Cette dernière fixe alors un délai adéquat pour la réalisation de ces mesures.

Ensuite, une amende

Si à l’issue du délai donné par l’inspection du travail, la situation dangereuse est toujours présente, l’employeur peut être sanctionné.

Tout d’abord, la DREETS informe par écrit l’employeur de l’amende qu’elle envisage de prendre. L’employeur doit alors lui présenter ses observations dans un délai d’un mois.

Ensuite, à l’issue de ce délai, la DREETS peut prononcer une amende. Le montant maximal s’élève à 500 € par salarié concerné avec pour maximum 50 000 € par entreprise.
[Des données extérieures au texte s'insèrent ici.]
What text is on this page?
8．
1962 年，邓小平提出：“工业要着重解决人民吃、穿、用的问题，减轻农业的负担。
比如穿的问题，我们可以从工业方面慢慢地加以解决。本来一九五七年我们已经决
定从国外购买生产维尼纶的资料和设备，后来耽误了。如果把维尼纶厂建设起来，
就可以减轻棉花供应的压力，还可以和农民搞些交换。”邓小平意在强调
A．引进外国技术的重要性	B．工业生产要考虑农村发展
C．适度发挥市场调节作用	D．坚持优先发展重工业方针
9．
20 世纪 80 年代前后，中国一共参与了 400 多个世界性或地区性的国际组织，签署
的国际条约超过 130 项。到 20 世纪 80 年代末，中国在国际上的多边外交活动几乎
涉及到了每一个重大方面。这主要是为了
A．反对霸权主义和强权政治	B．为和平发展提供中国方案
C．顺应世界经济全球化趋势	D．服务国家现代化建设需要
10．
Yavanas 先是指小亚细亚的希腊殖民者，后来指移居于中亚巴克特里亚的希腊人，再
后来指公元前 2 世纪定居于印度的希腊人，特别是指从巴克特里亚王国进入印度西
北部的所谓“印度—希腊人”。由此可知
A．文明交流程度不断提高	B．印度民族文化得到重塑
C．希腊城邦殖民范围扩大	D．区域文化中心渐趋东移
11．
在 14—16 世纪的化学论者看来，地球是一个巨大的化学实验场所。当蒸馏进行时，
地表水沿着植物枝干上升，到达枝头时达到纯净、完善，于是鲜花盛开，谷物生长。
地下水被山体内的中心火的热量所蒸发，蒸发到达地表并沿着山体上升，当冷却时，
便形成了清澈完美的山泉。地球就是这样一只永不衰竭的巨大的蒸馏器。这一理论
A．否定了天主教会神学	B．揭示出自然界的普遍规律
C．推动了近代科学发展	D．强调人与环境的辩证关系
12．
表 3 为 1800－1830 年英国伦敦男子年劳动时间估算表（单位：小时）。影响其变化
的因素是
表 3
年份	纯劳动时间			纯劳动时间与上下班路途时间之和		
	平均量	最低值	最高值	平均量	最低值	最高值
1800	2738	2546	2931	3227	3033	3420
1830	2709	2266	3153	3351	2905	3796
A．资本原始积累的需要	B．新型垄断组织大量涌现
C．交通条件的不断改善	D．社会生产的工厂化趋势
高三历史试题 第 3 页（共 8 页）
Le montant de l’amende est fixé selon ces critères :

  • Le comportement de l’employeur (bonne foi, obstacle, etc…)
  • Les ressources et charges de l’entreprise
  • Les circonstances et la gravité du manquement

Certaines circonstances aggravantes sont à noter :

  • L’identification d’un cluster
  • Le nombre de salariés concernés
  • L’accueil de public ou non
  • Les antécédents de l’employeur

Enfin, l’employeur peut contester l’amende par lettre recommandée avec avis de réception devant le ministre du travail (dans les 15 jours à compter de sa notification). En l’absence de réponse dans les 2 mois, le recours de l’employeur est accepté et l’amende annulée.

Cette procédure concerne les mises en demeure notifiées à partir du 24 janvier 2022.